First and foremost, our home has be redesigned with its face to the sun and its back to the cold southerlies. (We added glazing to the north and removed glazing from the south.) Ironically, the smiling “face” of our home is our backyard and the “back” is the front door.
That’s OK, because much of our world is upside down now, it only makes sense to design for 180 degrees away from the status quo. That is another way of turning one’s back to inclement weather. In other words, it means saying “No thank you” to consumerism, debt, globalization, etc. Someone like Nicole Foss warns of a financial storm that will be a weather bomb of a different kind. Taking a lesson from the willow, one strategy is to turn one’s back to it. I don’t take this from a survivalist perspective, but more from a ‘Transition Culture‘ perspective.
I mention Nicole not just because of her message on The Automatic Earth, (she writes under the pen name, Stoneleigh) but also because she and her partner Raul (Ilargi) are coming to Whanganui next week to speak to our community.
I also mention Nicole and Raul because the name of their website, The Automatic Earth, comes from a Paul Simon song with the lyrics: “The boy in the bubble and the automatic earth.” I think that is cool, because they write about economic bubbles, debt deflation, etc.
As for us, we write about sustainable living, debt avoidance, low budget/high performance building/renovation and food production. We write about practical ways to turn one’s back on inclement weather of all kinds, be they weather bombs, financial tsunamis, volatile energy and food prices, etc. Perhaps I should change the name of this blog to, With a Little Luck.
Indeed, along with the best possible preparation for the challenges ahead, it will also take a little luck, and – as the lyrics below make clear – people working together.

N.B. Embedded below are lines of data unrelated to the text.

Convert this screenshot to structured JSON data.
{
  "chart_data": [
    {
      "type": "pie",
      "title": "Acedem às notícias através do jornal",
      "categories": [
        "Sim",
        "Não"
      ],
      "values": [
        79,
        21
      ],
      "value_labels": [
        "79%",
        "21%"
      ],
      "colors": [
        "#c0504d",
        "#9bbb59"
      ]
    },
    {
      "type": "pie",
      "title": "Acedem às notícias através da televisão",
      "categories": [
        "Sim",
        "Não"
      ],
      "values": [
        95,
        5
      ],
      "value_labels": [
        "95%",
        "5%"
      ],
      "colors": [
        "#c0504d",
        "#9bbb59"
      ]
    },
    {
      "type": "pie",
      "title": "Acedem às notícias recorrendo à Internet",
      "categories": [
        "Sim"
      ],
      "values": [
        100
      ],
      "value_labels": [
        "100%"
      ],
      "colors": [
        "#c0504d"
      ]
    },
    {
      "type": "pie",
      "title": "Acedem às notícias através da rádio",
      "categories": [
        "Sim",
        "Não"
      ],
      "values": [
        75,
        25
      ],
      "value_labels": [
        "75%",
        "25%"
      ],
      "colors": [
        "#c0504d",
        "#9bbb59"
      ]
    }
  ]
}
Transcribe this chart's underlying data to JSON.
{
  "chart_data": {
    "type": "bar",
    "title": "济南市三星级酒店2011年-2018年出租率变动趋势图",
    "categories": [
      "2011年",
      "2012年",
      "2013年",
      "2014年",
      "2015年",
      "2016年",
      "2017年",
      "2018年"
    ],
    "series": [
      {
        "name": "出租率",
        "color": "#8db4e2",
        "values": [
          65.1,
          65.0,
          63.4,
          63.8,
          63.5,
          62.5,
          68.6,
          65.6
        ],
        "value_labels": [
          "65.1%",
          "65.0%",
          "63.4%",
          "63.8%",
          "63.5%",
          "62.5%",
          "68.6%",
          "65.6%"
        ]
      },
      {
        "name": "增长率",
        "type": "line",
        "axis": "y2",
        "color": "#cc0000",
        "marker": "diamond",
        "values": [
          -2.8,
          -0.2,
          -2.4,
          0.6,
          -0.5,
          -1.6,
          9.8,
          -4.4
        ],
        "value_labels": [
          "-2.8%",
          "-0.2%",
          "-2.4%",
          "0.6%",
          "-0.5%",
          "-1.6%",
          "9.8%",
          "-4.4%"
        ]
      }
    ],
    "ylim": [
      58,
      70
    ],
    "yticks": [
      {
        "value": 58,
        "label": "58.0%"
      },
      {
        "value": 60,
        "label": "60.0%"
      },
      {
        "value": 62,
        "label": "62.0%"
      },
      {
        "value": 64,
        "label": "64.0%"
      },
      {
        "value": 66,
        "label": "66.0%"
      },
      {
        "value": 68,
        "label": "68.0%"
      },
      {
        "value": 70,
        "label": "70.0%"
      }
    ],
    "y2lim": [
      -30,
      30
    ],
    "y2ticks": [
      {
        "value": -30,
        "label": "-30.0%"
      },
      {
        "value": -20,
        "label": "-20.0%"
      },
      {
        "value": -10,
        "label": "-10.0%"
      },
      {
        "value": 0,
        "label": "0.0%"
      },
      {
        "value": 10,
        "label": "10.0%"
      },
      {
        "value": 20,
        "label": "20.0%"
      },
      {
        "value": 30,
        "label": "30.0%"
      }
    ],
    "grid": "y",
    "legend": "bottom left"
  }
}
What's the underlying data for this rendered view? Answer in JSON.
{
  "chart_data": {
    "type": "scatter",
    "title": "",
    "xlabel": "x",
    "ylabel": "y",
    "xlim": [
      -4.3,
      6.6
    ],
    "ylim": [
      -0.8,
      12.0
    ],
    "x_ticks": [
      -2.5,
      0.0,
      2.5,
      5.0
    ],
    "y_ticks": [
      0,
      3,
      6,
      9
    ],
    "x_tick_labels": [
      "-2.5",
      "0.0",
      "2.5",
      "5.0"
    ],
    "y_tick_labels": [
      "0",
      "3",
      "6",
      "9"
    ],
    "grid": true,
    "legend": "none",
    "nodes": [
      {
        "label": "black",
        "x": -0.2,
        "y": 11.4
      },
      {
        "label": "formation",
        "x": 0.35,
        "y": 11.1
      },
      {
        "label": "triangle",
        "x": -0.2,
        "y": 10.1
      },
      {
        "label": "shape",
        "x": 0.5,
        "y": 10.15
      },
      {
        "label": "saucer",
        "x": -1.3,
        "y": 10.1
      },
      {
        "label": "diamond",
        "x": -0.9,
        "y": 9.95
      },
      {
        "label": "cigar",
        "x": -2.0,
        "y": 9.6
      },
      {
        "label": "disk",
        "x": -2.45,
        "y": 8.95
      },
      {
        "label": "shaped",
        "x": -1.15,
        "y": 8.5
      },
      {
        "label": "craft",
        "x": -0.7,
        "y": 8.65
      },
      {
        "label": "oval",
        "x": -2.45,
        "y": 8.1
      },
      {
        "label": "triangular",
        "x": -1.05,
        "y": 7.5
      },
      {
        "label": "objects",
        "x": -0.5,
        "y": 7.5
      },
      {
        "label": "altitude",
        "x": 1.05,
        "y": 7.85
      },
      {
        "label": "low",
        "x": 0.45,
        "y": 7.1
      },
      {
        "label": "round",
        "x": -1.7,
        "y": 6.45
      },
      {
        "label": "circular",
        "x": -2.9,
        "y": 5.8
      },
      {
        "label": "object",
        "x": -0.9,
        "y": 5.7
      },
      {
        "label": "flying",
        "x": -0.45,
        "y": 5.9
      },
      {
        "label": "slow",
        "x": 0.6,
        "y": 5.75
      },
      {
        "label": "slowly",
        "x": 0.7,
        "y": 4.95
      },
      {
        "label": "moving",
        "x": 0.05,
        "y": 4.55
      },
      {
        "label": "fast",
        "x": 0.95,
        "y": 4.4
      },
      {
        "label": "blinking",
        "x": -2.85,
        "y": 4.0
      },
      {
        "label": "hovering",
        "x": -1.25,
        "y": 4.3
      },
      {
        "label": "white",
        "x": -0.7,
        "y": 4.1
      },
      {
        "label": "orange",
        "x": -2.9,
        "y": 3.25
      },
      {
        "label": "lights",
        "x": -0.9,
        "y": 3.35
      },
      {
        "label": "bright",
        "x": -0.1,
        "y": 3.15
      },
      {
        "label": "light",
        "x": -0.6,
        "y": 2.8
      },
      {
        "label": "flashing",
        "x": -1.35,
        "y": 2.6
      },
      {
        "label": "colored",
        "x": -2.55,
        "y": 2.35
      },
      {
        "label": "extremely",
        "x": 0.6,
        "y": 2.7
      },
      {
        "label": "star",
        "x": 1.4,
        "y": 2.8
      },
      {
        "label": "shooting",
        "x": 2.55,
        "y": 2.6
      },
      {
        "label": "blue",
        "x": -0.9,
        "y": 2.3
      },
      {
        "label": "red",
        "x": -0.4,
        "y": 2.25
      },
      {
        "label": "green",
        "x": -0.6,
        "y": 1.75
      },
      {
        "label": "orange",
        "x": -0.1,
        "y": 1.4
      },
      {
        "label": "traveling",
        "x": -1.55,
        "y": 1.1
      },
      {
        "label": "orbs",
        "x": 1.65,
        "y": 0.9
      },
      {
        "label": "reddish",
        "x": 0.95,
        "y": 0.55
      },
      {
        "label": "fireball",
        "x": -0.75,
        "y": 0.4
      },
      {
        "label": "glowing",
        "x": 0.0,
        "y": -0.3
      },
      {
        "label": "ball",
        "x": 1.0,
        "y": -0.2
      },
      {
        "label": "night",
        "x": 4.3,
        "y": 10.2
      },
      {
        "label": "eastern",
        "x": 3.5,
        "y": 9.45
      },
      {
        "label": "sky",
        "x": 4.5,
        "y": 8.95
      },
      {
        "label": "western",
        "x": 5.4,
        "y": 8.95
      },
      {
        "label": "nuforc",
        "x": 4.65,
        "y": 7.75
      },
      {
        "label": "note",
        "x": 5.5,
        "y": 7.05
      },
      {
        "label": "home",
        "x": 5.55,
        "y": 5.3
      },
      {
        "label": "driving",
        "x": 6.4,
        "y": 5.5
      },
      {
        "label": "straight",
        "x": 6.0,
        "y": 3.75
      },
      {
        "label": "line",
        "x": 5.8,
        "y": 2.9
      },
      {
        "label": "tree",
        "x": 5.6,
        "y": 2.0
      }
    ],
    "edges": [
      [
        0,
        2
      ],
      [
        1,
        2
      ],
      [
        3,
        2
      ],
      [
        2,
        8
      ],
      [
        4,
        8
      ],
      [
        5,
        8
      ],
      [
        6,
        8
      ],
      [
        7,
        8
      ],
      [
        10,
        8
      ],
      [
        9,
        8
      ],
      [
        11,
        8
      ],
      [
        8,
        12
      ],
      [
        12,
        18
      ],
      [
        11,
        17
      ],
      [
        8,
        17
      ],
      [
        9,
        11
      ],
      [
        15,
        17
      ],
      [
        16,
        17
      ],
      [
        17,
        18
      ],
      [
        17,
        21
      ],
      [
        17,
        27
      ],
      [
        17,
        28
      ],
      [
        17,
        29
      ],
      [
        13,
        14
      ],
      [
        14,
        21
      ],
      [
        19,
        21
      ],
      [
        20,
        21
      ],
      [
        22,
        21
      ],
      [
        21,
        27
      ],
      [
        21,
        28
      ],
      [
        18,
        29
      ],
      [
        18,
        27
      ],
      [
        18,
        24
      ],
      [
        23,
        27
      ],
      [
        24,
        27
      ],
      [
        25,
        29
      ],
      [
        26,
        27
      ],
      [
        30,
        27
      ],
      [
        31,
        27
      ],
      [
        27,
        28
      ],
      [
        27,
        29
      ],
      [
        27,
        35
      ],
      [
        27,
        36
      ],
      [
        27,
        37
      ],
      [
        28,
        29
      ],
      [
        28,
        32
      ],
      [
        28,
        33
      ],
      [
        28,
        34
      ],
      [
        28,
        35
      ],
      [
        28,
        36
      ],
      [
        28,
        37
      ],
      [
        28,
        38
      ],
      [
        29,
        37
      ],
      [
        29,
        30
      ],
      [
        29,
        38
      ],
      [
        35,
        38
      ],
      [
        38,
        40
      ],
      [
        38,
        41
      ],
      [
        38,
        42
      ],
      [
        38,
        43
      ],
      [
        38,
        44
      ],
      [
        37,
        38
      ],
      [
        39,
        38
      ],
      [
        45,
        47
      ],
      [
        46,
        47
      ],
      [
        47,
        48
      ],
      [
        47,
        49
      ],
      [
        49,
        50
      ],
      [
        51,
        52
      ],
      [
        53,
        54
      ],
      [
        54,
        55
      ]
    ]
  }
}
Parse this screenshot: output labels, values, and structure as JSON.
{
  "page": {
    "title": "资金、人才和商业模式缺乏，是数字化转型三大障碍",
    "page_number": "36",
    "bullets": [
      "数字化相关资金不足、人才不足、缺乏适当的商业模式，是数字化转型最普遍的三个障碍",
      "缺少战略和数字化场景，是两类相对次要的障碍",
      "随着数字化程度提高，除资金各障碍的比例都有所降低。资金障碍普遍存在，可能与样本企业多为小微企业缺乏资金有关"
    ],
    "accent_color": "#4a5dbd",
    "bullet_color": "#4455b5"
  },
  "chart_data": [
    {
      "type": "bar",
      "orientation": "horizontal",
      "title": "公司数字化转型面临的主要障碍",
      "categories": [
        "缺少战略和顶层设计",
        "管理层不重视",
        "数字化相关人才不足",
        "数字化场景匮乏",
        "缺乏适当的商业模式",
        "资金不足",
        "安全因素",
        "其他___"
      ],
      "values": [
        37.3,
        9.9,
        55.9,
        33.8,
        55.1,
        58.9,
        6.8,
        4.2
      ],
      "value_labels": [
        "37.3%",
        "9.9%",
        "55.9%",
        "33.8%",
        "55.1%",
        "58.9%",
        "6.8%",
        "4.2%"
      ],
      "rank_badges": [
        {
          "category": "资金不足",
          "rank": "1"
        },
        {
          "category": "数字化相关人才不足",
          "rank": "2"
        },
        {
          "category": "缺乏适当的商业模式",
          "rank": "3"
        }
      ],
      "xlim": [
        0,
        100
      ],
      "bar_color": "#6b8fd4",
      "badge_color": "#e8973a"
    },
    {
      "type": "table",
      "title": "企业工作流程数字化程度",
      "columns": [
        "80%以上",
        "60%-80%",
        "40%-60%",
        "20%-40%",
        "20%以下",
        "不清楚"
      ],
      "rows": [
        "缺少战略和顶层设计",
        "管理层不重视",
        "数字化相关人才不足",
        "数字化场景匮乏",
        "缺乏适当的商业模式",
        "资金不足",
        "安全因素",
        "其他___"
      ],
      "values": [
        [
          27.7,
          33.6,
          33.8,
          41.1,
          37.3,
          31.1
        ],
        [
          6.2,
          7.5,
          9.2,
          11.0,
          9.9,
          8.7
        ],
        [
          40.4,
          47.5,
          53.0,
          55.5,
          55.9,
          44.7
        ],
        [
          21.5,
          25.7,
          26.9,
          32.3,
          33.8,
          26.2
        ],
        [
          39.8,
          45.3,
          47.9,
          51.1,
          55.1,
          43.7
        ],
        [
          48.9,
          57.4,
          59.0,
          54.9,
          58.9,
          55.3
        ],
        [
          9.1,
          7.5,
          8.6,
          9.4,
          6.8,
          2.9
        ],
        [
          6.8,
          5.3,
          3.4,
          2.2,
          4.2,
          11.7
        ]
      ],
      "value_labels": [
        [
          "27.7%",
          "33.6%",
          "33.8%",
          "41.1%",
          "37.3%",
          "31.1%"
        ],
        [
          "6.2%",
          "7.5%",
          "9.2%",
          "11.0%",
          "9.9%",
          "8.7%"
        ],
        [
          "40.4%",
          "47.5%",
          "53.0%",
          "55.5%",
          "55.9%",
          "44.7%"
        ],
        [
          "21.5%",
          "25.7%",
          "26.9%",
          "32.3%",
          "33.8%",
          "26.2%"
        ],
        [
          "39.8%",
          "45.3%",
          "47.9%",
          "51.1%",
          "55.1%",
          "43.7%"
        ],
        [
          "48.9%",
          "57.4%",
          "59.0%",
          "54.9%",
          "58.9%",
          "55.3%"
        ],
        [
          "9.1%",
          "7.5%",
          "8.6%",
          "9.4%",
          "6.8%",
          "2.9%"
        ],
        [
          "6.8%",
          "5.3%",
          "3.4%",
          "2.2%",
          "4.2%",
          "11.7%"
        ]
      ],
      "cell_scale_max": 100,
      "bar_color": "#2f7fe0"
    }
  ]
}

We are all about building community and I know Nicole and Raul put a big emphasis on that as well.
With a little luck, we can help it out.
We can make this whole damn thing work out.
With a little love, we can lay it down.
Can’t you feel the town exploding?
There is no end to what we can do together.
There is no end, there is no end.
The willow turns his back on inclement weather;
And if he can do it, we can do it, just me and you,

And a little luck, we can clear it up.
We can bring it in for a landing,
With a little luck, we can turn it on.
There can be no misunderstanding.

There is no end to what we can do together.
There is no end, there is no end.
The willow turns his back on inclement weather;
We can do it, just me and you.

Below you’ll find a series of images that show some of the recent ways we’ve been turning our back on “inclement weather.”
Peace, Estwing
Curing pumpkins for winter storage.
Biggest red onion I’ve ever seen. Go compost!
Salad greens awaiting Nicole and Raul.

1,000 litres of water storage.

Inaugural lighting of Shacklock 501 coincided with a 6 hour power outage.

We baked 3 loaves of bread and made a huge vege soup to celebrate the power outage.